O fechamento da L’Officiel Brasil não fala só da revista. Fala do país e do momento em que estamos. E do quanto isso passa batido, perdido no meio do rolar de telas. Mas deveria nos fazer parar. Porque importa — não só pra quem vive da escrita, mas pra quem consome jornalismo, pra quem se importa em entender como as questões do mundo atual se refletem na moda, no comportamento, na forma como nos vestimos e existimos.
Pra quem não viu: ontem (30), Silvana Holzmeister, diretora editorial da revista, publicou no Instagram que o grupo AMTD, dono da marca desde 2022, decidiu, por “questões estratégicas”, encerrar o título no Brasil.
Uma revista que fecha não desaparece sozinha. Ela leva junto conversas, pautas, olhares, profissionais que viviam daquele ofício. Leva o espaço físico e pulsante da redação, aquele caos bom que movimentava os dias, os cafés que esfriavam antes mesmo de serem bebidos, o deadline que martelava — e lembrava que ali, no meio da correria, ainda havia algo que valia a pena ser contado.
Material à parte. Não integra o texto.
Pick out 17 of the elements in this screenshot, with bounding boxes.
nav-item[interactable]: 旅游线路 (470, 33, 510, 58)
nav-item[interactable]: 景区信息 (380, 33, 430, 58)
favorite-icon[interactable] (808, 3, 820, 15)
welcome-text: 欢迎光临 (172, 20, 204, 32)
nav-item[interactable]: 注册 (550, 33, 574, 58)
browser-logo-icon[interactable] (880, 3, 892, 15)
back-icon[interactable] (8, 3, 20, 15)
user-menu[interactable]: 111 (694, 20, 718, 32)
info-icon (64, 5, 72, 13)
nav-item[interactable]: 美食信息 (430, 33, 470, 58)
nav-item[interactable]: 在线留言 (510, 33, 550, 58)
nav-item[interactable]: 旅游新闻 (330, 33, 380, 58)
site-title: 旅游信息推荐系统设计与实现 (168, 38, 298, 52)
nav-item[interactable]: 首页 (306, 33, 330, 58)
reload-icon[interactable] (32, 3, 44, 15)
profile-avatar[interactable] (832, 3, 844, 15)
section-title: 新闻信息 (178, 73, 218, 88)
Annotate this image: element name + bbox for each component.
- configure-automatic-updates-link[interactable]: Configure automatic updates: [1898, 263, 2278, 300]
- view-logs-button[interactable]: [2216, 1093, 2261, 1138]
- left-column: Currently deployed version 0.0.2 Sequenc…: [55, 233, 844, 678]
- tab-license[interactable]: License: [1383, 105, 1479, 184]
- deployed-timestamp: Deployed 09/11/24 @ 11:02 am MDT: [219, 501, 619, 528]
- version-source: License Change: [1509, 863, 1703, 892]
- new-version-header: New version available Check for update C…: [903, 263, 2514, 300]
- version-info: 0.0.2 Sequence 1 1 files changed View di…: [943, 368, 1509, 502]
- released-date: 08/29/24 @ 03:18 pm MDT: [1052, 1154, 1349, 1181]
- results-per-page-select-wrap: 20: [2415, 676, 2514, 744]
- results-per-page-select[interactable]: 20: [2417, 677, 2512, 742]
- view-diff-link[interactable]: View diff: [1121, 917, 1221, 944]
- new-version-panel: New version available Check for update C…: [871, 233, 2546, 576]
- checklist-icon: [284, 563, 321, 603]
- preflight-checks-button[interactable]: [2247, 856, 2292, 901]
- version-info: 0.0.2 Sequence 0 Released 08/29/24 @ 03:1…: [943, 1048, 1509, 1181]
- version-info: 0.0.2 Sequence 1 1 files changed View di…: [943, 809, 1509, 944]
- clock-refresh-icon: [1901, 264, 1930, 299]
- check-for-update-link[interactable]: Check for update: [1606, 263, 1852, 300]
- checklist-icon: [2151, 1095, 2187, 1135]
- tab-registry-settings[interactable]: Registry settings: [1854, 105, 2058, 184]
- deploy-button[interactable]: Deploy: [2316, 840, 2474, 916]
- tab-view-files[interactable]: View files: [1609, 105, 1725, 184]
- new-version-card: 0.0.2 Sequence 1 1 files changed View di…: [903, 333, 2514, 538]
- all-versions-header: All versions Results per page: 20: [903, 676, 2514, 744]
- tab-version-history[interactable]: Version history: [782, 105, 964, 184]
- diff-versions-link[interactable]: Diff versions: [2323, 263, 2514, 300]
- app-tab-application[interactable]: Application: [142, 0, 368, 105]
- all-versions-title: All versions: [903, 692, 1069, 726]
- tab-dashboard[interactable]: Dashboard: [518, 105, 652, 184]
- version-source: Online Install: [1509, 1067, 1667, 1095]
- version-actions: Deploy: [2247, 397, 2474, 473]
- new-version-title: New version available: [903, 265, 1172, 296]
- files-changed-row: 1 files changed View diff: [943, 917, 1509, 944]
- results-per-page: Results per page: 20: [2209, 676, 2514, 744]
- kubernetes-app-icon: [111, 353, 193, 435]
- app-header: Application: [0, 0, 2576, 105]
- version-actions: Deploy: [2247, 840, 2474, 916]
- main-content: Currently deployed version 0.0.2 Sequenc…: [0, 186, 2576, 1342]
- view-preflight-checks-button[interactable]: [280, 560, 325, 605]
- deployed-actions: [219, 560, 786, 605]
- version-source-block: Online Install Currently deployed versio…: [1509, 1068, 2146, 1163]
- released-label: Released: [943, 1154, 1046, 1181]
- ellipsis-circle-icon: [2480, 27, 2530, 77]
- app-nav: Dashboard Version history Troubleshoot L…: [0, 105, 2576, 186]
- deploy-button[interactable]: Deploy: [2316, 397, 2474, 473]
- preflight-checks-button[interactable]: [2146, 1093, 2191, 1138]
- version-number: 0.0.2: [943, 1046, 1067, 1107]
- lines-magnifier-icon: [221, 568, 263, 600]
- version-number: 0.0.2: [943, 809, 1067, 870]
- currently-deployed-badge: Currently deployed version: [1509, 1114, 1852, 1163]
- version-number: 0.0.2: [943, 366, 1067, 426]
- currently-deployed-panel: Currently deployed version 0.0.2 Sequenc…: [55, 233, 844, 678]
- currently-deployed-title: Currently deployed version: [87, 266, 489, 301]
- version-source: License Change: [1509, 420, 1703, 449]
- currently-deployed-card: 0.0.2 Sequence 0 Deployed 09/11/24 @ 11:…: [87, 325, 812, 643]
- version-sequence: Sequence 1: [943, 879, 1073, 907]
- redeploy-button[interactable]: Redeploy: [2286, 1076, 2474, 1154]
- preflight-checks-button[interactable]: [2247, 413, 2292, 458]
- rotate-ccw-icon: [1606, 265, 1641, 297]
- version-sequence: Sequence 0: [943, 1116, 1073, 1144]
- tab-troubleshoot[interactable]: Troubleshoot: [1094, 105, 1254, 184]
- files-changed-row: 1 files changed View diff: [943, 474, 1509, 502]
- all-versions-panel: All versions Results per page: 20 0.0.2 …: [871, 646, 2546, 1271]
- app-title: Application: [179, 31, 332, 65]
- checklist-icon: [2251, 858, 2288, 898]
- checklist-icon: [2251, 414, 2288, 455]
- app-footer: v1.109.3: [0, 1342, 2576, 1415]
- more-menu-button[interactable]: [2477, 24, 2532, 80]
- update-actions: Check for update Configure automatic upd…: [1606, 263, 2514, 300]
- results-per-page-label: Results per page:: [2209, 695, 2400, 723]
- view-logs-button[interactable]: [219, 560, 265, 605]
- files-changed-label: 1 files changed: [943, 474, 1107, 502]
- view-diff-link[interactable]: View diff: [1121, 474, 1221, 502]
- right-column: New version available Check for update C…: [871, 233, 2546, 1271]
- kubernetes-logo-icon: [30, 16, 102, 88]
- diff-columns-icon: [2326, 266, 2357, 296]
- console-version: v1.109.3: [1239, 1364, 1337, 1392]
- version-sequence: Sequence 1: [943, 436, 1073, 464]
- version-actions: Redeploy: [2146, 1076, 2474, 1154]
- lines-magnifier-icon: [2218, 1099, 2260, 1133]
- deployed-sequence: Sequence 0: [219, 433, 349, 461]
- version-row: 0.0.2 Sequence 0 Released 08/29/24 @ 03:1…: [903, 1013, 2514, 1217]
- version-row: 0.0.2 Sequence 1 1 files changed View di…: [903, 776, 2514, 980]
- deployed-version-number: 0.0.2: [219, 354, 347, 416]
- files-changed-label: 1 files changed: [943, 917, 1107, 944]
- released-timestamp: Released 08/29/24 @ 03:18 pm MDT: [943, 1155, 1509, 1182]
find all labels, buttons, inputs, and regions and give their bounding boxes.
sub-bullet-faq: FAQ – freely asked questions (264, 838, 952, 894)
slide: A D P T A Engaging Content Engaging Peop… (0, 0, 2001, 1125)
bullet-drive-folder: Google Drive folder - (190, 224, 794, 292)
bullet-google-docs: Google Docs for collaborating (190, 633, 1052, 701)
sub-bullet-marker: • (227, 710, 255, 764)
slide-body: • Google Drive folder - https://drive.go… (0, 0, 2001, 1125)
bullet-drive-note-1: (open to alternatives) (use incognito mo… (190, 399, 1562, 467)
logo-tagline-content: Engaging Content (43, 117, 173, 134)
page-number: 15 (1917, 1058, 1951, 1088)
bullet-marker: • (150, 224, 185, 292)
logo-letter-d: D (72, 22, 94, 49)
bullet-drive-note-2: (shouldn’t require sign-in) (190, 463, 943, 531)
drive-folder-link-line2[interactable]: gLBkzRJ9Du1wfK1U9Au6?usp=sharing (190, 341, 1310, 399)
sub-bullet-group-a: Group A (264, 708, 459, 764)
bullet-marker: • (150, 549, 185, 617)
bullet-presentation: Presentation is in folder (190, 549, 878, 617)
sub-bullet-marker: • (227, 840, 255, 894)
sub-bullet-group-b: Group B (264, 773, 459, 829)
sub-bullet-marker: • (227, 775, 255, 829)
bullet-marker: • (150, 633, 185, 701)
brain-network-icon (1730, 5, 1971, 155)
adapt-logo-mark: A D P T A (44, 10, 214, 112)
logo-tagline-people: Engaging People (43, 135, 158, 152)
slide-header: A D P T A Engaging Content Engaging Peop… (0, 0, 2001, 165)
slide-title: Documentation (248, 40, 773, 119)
E desaparece sem alarde porque quase ninguém quer bancar o custo de manter vivo o que não cabe no consumo fácil.
O Brasil lê pouco. E, quando lê, lê mal. Em 2024, 53% dos brasileiros não tocaram em um livro nos três meses anteriores, e apenas 27% conseguiram chegar ao fim de um, segundo a 6ª Retratos da Leitura no Brasil. Enquanto isso, o streaming consome cada vez mais do nosso tempo: plataformas como Prime Video, Disney+ e YouTube abocanharam mais de 40% do tempo de tela no país nesse mesmo ano. Uma escolha coletiva pelo ruído fácil, pela distração imediata, pela próxima notificação que brilha mais do que qualquer página impressa.
Ler dá trabalho. Exige pausa. Ler implica desconforto, porque obriga a pensar, a permanecer, a sustentar a dúvida. E se existe algo que o algoritmo nos treinou a evitar é o incômodo de ficar muito tempo no mesmo lugar. Melhor consumir rápido, pular de um vídeo a outro, sentir-se informado sem a menor profundidade. Melhor o carrossel resumindo o que não foi lido do que o artigo inteiro. Melhor dizer que leu do que ler.
O fechamento de uma revista escancara isso. Muita gente adora dizer que valoriza a leitura, mas hesita na hora de pagar por uma assinatura — seja de livros, revistas ou até mesmo de jornal. E, num piscar de olhos, gasta sem pensar em streamings de música como Deezer e Spotify, ou em plataformas de filmes e séries como a Netflix. Porque, para muitos, informação “deveria ser de graça”. E é justamente essa lógica que mata o jornalismo.
Não existe reportagem bem feita sem tempo, investigação, checagem de fatos — e isso custa. Conteúdo sério não nasce de graça no intervalo de um deslizar de dedos viciados. E é por isso que, toda vez que um título fecha, fica o recado: informação só existe se houver quem esteja disposto a investir nela.
Mas nem todo epitáfio é definitivo. A Elle provou isso. Quando caiu em 2018, soterrada pelo colapso editorial da Abril, parecia o fim de mais um capítulo do jornalismo de moda no Brasil. A revista, que já havia passado pelas mãos afiadas de Regina Guerreiro e pelo olhar apurado de Lenita Assef, vinha de décadas marcando presença nas bancas e nas discussões sobre moda e comportamento. A edição final, datada de agosto de 2018 e fotografada na Amazônia, trazia a sustentabilidade como tema central — enquanto a própria revista, ironicamente, morria à míngua num mercado que adora desfilar discurso sobre moda, mas não veste a responsabilidade de mantê-la de pé.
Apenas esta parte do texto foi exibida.